Best cheap lunch: Commodore Restaurant (10712 Jasper Ave.)
Come on, people—where else can you get a clubhouse sandwich (made with real roasted chicken) and fries for under $6? Only at the Commodore, that’s where. Straight-ahead breakfasts, Chinese food, cheeseburgers like grandma made—you can get ‘em all at low, low prices, served by genuinely friendly people who have every right to call you “dear.”
Best fake meat dish: Oriental Veggie House’s mock lamb curry hotpot (10586-100 St.)
The point of fake meat is not to provide a convincing flesh facsimile, but to insert a toothsome substitute to carry the flavours of the dish and add something more substantial to all those veggies. The Oriental Veggie House’s lamb curry hotpot is impressive not because they’ve done a good job of replicating lamb out of mushroom protein or textured gluten or whatever it is, but how deliciously those chunks of non-flesh work with the creamy curry sauce, chunks of carrot and potato and tender-crisp stalks of broccoli.
Best sashimi: Wasabi (5715-111 St.)
For succulent slabs of raw fish—especially those perennial faves tuna belly and salmon—this little Japanese restaurant (which started its life as a food kiosk in the now defunct Strathcona Chinatown Mall) has never failed to deliver fresh, two-bite portions with just the right touch of the eponymous green stuff to set your nose a-tingling.
Best guilty pleasure: Lee House’s gam poong gi (7904-104 St.)
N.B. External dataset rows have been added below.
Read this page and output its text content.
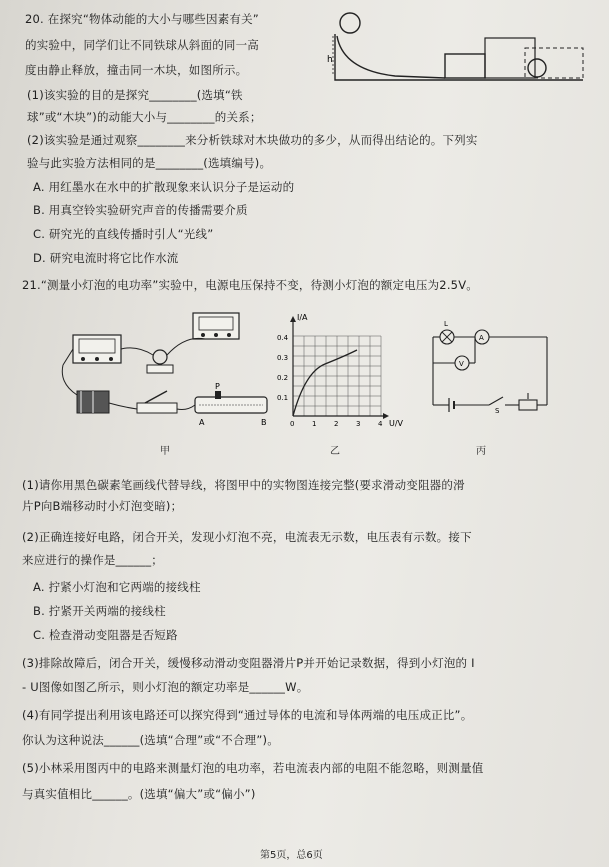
20. 在探究“物体动能的大小与哪些因素有关”
的实验中，同学们让不同铁球从斜面的同一高
度由静止释放，撞击同一木块，如图所示。
(1)该实验的目的是探究________(选填“铁
球”或“木块”)的动能大小与________的关系；
(2)该实验是通过观察________来分析铁球对木块做功的多少，从而得出结论的。下列实
验与此实验方法相同的是________(选填编号)。
A. 用红墨水在水中的扩散现象来认识分子是运动的
B. 用真空铃实验研究声音的传播需要介质
C. 研究光的直线传播时引人“光线”
D. 研究电流时将它比作水流
h
21.“测量小灯泡的电功率”实验中，电源电压保持不变，待测小灯泡的额定电压为2.5V。
P
A	B
甲
I/A
U/V
0.4
0.3
0.2
0.1
0	1	2	3	4
乙
L
A
V
S
丙
(1)请你用黑色碳素笔画线代替导线，将图甲中的实物图连接完整(要求滑动变阻器的滑
片P向B端移动时小灯泡变暗)；
(2)正确连接好电路，闭合开关，发现小灯泡不亮，电流表无示数，电压表有示数。接下
来应进行的操作是______；
A. 拧紧小灯泡和它两端的接线柱
B. 拧紧开关两端的接线柱
C. 检查滑动变阻器是否短路
(3)排除故障后，闭合开关，缓慢移动滑动变阻器滑片P并开始记录数据，得到小灯泡的 I
- U图像如图乙所示，则小灯泡的额定功率是______W。
(4)有同学提出利用该电路还可以探究得到“通过导体的电流和导体两端的电压成正比”。
你认为这种说法______(选填“合理”或“不合理”)。
(5)小林采用图丙中的电路来测量灯泡的电功率，若电流表内部的电阻不能忽略，则测量值
与真实值相比______。(选填“偏大”或“偏小”)
第5页，总6页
There was a time when Sam Wok’s bizarre, sleazy, and entirely delicious rice roll long donut would have snapped up this category, but they’ve removed that tasty heart-clogger from the menu with their relocation to new digs that won’t accommodate a steamer for the rice wrappers. Lee House, the little Korean restaurant just south of Whyte Ave.’s drunkest stretch, jumps into the breach with these addictive morsels of crisp-fried chicken drenched in a livid red, sweet, spicy sauce, deposits of which have begun to collect on my lower back.
Best midday treat: TIE! Handy Bakery’s pastel de nata (8660-118 Ave.)/ Sunterra Market’s chocolate chip oatmeal cookie (Manulife Place)
If you don’t have time to slip away to a quiet public park or parkade stairwell for a furtive quickie with that special someone (or that special whatever), you can always slake a different appetite with a pastel de nata—a flaky pastry cup filled with sweet baked custard—from the Handy Bakery or Sunterra’s saucer-sized chocolate chip oatmeal cookies. Both are much, much cheaper than a citation for public indecency.